Comissão aprova inclusão de QR code em carteira de identificação de pessoa com autismo

A Comissão de Defesa dos Direitos das Pessoas com Deficiência da Câmara dos Deputados aprovou o Projeto de Lei 4760/24, do deputado Bruno Farias (Avante-MG), que torna obrigatória a inclusão de QR code nas carteiras de identificação da pessoa com transtorno do espectro autista (TEA), com as principais informações do identificado.

Essa carteira de identificação (Ciptea) é expedida pelos órgãos responsáveis pela execução da Política Nacional de Proteção dos Direitos da Pessoa com Transtorno do Espectro Autista, mediante requerimento do interessado, acompanhado de relatório médico. O objetivo é garantir atenção integral, pronto atendimento e prioridade no acesso aos serviços públicos e privados, em especial nas áreas de saúde, educação e assistência social.

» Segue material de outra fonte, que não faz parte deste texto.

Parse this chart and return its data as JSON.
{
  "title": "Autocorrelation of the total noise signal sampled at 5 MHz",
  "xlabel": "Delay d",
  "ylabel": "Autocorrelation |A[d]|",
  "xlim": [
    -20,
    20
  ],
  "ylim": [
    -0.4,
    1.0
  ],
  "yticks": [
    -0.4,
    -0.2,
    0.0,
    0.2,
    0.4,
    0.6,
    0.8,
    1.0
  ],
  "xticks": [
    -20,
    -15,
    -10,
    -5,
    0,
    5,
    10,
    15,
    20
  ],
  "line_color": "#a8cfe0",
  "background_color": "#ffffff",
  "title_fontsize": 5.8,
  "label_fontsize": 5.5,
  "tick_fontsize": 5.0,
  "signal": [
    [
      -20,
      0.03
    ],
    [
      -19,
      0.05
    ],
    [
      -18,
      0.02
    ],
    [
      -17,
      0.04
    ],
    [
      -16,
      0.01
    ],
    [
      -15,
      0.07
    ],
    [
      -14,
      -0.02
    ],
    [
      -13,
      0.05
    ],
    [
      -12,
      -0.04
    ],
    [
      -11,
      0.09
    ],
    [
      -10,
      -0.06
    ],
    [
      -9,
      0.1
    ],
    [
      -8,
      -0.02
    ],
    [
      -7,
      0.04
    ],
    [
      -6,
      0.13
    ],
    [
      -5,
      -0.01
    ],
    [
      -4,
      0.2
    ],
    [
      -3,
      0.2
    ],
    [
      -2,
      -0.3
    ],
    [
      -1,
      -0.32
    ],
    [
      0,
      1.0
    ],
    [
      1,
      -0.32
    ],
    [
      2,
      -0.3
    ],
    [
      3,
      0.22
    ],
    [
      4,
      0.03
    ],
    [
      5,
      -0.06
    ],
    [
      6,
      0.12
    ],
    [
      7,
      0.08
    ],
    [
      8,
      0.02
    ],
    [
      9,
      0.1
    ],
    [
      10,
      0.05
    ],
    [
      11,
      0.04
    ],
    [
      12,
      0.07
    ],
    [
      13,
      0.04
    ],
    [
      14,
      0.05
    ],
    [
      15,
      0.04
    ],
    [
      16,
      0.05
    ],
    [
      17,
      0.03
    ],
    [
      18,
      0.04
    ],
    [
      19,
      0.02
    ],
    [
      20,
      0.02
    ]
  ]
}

A proposta foi aprovada por recomendação da relatora, deputada Clarissa Tércio (PP-PE). Ela disse que o QR é uma medida simples, de baixo custo e altamente eficiente. “Contribui para a promoção da acessibilidade informacional, para o fortalecimento da autonomia da pessoa com TEA e para a efetivação dos direitos previstos na legislação”, declarou.

Informações no QR code
Pelo texto aprovado, o QR code deverá conter pelo menos as seguintes informações:
. nome completo, filiação, local e data de nascimento, número da carteira de identidade civil, CPF, tipo sanguíneo, endereço residencial completo e número de telefone do identificado;
. fotografia no formato 3×4 e assinatura ou impressão digital do identificado;
. nome completo, documento de identificação, endereço residencial, telefone e e-mail do responsável legal ou do cuidador;
. identificação da unidade da Federação e do órgão expedidor e assinatura do dirigente responsável.

A proposta altera a Lei Berenice Piana, que trata da proteção dos direitos das pessoas com TEA.

Próximos passos
O projeto ainda será analisado, em caráter conclusivo, pela Comissão de Constituição e Justiça e de Cidadania. Para virar lei, precisa ser aprovado pela Câmara e pelo Senado.